HotM:Cozy Or Stressful?
Q: Honestly, a thing I kinda love about this game (that makes it feel very different from games like this) is the, well, lack of time pressure? It exists in deterrance, but worse comes to worse you just dismantle the thing making the pressure. It gives you time and space to just, think. Experimentation, while quite possibly blowing up in your face (cough the great military base stealing disaster cough), is safe enough that you can feel comfortable taking risks.
I dunno how much that'll stick around in the future of the game, but its nice this early on.
A: A lot of that is meant to remain indefinitely, but is also down to playstyle.
Contents
Project Chains To Titrate
In chapter two, you get to choose your own chains of projects, rather than me lining them up for you linearly like in chapter one. Some of these things will have time-sensitive callbacks. Like if you make a key contact, and they're like "I need help now!" that's out of your control, timing-wise.

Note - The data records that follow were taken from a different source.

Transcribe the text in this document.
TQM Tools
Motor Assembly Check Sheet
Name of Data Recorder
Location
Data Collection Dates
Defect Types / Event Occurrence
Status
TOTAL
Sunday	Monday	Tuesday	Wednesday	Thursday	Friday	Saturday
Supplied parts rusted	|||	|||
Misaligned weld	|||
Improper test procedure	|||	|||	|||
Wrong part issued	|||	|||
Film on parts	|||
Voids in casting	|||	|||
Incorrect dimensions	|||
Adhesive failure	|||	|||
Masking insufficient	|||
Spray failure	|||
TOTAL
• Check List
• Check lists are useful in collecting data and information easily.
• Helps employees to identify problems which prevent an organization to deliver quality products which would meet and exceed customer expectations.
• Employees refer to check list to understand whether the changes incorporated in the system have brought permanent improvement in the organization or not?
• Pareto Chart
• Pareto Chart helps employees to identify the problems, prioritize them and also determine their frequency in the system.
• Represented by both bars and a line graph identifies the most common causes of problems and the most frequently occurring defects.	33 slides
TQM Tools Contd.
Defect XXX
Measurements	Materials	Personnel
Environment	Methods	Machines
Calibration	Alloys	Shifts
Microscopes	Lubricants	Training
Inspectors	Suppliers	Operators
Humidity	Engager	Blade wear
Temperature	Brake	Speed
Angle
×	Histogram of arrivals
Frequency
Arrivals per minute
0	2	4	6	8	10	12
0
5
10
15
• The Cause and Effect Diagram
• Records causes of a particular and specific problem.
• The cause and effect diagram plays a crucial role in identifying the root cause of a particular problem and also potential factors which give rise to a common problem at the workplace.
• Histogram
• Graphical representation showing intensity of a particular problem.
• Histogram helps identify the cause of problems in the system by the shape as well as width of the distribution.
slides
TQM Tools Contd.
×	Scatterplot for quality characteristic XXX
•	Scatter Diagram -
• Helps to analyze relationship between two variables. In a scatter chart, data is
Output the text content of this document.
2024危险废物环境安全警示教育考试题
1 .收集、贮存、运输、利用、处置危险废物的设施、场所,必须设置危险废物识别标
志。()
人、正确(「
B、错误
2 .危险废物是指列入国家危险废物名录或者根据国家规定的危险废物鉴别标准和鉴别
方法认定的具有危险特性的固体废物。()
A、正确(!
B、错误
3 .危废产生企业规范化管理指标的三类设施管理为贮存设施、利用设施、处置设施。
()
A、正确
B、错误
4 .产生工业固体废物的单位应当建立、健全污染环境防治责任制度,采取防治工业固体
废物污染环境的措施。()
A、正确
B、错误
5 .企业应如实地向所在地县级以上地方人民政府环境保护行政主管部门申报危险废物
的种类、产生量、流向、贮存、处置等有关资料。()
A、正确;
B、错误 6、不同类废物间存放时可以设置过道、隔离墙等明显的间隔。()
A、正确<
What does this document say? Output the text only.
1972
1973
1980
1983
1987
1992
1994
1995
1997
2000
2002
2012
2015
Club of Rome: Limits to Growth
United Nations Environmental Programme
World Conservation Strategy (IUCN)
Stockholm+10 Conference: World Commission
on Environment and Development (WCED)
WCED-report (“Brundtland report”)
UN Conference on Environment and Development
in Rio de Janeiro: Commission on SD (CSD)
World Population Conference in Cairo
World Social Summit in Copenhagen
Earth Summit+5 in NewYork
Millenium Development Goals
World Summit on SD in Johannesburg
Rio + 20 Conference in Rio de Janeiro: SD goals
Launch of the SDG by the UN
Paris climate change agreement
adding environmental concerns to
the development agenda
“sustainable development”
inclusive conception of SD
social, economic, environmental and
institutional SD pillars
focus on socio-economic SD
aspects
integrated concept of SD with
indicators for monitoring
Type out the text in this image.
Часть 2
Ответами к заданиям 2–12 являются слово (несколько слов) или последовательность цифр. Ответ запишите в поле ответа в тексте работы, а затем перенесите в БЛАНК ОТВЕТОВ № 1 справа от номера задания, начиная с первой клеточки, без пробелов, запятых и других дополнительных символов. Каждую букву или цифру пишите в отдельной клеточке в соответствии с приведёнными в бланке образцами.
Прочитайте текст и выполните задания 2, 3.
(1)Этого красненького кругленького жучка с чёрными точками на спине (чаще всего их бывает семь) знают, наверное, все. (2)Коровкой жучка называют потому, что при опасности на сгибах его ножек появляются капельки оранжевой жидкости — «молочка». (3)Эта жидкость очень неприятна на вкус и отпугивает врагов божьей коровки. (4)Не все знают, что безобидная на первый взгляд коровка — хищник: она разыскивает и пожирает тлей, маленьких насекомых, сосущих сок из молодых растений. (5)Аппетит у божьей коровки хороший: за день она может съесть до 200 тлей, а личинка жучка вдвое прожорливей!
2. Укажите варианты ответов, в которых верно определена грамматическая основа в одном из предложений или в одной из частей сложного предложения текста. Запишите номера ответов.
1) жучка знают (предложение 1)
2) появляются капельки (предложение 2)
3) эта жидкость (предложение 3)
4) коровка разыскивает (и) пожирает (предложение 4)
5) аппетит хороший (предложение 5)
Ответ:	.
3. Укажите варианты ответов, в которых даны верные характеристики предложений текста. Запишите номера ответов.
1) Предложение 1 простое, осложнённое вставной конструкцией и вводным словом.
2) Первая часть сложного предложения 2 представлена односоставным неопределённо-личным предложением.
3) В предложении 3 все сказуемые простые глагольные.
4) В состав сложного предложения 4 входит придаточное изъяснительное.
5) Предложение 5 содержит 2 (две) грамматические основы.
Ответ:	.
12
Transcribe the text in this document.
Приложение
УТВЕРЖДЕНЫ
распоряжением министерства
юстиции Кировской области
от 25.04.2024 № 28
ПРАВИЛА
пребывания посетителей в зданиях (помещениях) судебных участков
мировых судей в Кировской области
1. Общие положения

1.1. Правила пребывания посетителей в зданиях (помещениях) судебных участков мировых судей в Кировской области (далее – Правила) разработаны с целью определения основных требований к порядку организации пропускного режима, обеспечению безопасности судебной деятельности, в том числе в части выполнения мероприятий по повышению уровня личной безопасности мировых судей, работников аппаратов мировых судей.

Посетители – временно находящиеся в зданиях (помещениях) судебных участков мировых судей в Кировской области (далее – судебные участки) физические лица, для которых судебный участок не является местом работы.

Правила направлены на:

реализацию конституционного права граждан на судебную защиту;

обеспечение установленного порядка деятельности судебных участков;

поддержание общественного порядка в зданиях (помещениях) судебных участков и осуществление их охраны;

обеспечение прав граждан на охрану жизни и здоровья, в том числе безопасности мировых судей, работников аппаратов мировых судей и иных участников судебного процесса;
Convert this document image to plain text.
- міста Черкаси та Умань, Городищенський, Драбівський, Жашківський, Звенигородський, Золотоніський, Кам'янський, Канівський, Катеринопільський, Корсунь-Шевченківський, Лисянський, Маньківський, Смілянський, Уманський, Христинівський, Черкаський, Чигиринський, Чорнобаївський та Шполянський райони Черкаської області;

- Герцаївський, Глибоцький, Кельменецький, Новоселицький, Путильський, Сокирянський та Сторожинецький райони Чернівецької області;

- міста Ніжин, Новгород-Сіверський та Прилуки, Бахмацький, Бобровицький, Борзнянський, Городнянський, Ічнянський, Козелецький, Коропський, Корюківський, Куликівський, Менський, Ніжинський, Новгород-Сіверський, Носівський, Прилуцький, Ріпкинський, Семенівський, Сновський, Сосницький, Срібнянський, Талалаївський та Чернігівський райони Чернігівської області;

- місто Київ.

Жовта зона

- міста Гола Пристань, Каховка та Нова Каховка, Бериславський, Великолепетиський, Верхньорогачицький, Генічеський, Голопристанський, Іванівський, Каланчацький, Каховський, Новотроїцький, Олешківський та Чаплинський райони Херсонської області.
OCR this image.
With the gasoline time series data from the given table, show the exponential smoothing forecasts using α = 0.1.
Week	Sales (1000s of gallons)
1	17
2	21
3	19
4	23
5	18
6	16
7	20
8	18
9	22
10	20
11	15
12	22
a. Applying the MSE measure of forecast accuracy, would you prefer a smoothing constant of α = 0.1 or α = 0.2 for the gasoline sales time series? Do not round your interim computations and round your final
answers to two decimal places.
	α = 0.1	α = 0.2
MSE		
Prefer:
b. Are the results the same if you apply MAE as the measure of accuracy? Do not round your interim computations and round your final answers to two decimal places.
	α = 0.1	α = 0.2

If you are playing one project chain at a time (serially) in a timeline, then it's pretty low pressure. Sometimes you may have to drop everything to go help a friend, but other times it's "eh, I never liked them that much anyway" or "I was planning on backstabbing them anyway, I guess this is that moment."
On the other hand, if you work on progressing through two or three project chains at once... it's going to be intense. You'll wind up with too many things competing for your attention, and have to drop some things, etc.
Titrating Over Time
Different players overall want a different experience, and while I have focused primarily on contemplations as the way that difficulty varies... the number of simultaneous project chains is actually a really important metric, too.
The idea is that you can kind of "feel it out" as you go.
- If you're feeling like things are nice and cozy, and you enjoy experimenting, great -- continue as you are.
- If you're feeling like you want more challenge, then there's a lot of little extra stuff just sitting there that you could pop open.
- "I know I'm doing A, but what if I also started dabbling in B while still doing that?"
A lot of games ask you to decide stuff like this way in advance, rather than when you are feeling the feels, and I don't think that is helpful. People then wind up with either way too tame, or way too aggressive, of a situation probably.
My expectation is that, in the main game, players will mostly start out in a more exploratory mode. I expect most people will not go for maximum challenge, because they'll let curiosity dictate, instead.
Maximum Challenge
For those who really hunger for challenge, they will probably open two or three project chains faster than the exploration-minded folks, and they'll see some things go drastically wrong in the project chains they care about less since they can't quite cover all that, and they'll probably find that in itself to be deeply interesting.
From Cozy To Challenging
For the average player, though, who is not inherently challenge-hungry to that extent but is more curious and exploration-focused, I expect they will do a number of runs in a more linear fashion, and treat it more cozy.
And after a certain amount of time, they are on some run and they're like "I know A B C and D already. I'm currently doing E, which is new to me. But from my recollection, if I were to add in some of C, that would be more intense, but I bet I could handle it, and today I feel like I want that."
Everyone's path with be different, and there's no wrong answer, but that's the general spectrum of experiences I expect.